While the c and c++ compilers can inline a lot of functions, this is not the case for Python or Java.
While I do not know the specific details for java (except that every method is virtual but I suggest you to check better the documentation), in Python I am sure that there is no inlining, no tail recursion optimization and function calls are quite expensive.
Python functions are basically executable objects (and infact you can also define the call() method to make an object instance a function).
This means that there is quite a lot of overhead in calling them...
when you define variables inside functions, the interpreter uses the LOADFAST instead of the normal LOAD instruction in the bytecode, making your code faster...

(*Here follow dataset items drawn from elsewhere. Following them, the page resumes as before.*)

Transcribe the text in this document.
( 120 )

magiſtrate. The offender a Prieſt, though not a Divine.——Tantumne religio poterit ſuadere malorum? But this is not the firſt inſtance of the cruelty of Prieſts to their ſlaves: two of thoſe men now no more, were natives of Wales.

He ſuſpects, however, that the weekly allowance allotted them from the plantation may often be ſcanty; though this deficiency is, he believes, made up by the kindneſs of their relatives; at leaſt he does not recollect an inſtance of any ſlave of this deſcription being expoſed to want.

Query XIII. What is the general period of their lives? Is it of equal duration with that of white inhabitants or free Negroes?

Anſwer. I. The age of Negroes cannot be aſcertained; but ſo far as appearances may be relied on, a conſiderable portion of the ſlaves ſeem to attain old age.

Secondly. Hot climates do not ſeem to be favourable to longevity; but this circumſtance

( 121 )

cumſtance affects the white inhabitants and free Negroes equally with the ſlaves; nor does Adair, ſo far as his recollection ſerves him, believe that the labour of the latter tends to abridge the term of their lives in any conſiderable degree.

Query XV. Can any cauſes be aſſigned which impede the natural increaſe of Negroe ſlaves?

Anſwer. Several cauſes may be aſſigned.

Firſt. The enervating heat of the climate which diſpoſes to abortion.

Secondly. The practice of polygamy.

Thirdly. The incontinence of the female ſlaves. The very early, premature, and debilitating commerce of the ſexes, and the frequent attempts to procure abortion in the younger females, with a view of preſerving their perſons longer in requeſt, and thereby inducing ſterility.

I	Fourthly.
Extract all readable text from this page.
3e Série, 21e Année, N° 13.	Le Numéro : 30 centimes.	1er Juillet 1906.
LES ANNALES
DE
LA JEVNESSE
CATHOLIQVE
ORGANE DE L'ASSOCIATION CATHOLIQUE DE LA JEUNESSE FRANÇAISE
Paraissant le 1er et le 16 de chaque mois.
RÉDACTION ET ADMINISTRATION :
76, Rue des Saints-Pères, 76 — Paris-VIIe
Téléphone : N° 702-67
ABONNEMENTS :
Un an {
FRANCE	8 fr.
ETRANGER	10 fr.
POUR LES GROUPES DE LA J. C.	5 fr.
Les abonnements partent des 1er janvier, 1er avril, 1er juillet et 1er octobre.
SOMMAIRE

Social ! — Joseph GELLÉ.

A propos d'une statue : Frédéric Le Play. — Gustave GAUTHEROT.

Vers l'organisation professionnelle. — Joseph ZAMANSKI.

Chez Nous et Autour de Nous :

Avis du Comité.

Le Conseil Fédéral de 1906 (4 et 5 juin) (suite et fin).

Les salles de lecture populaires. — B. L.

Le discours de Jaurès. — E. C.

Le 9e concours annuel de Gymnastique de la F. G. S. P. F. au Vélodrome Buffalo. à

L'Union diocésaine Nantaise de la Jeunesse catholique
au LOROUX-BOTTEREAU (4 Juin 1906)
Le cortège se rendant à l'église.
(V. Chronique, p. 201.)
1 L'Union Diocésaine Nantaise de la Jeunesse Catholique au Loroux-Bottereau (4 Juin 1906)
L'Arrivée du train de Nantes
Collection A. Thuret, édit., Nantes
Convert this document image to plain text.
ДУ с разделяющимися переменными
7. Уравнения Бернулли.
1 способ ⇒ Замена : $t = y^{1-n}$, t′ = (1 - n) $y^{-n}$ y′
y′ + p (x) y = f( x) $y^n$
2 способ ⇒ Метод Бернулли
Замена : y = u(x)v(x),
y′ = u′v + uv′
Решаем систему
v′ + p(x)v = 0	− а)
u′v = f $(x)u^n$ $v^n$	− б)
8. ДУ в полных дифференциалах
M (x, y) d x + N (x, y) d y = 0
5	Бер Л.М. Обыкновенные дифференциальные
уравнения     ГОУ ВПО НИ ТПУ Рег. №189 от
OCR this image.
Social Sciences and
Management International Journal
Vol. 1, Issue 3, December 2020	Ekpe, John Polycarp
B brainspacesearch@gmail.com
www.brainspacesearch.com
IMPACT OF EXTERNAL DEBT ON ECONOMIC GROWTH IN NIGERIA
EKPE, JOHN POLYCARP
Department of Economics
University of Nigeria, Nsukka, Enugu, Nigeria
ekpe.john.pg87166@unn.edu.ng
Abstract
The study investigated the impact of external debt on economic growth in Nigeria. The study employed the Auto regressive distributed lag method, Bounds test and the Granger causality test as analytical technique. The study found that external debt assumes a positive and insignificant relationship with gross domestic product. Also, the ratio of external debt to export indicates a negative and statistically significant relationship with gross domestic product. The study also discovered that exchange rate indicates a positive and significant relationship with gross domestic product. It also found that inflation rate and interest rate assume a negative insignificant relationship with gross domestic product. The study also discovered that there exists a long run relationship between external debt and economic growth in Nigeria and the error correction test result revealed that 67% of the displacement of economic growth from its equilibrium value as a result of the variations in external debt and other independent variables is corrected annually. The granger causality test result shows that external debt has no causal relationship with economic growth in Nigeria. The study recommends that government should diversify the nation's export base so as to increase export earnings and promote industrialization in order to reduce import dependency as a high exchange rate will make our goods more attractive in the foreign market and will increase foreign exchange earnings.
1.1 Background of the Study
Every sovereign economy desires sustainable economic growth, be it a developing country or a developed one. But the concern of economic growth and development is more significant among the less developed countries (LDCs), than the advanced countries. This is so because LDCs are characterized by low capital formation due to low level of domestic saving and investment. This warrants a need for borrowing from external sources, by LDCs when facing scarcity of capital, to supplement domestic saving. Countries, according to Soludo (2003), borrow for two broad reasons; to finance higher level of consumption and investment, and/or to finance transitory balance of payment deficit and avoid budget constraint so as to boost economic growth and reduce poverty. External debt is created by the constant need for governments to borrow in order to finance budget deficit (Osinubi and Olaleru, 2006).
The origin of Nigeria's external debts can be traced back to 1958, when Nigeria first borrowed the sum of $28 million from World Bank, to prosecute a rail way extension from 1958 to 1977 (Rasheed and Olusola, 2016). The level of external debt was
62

Another thing is that when you define a callable object, patterns like memoization are possible and they can effectively speed up your computation a lot (at the cost of using more memory). Basically it's always a trade off.
Function calls cost also depends on the parameters, because they determine how much stuff you actually have to copy on the stack (thus in c/c++ it's common practice to pass big parameters like structures by pointers/reference instead of by value).
I think that your question is in practice too broad to be answered completely on stackexchange.
What I suggest you to do is to start with one language and study the advanced documentation to understand how function calls are implemented by that specific language.
You wil be surprised by how many things you will learn in this process.
If you have a specific problem, make measurements/profiling and decide weather it's better to create a function or to copy/paste the equivalent code.
if you ask a more specific question, it would be easier to get a more specific answer, I think.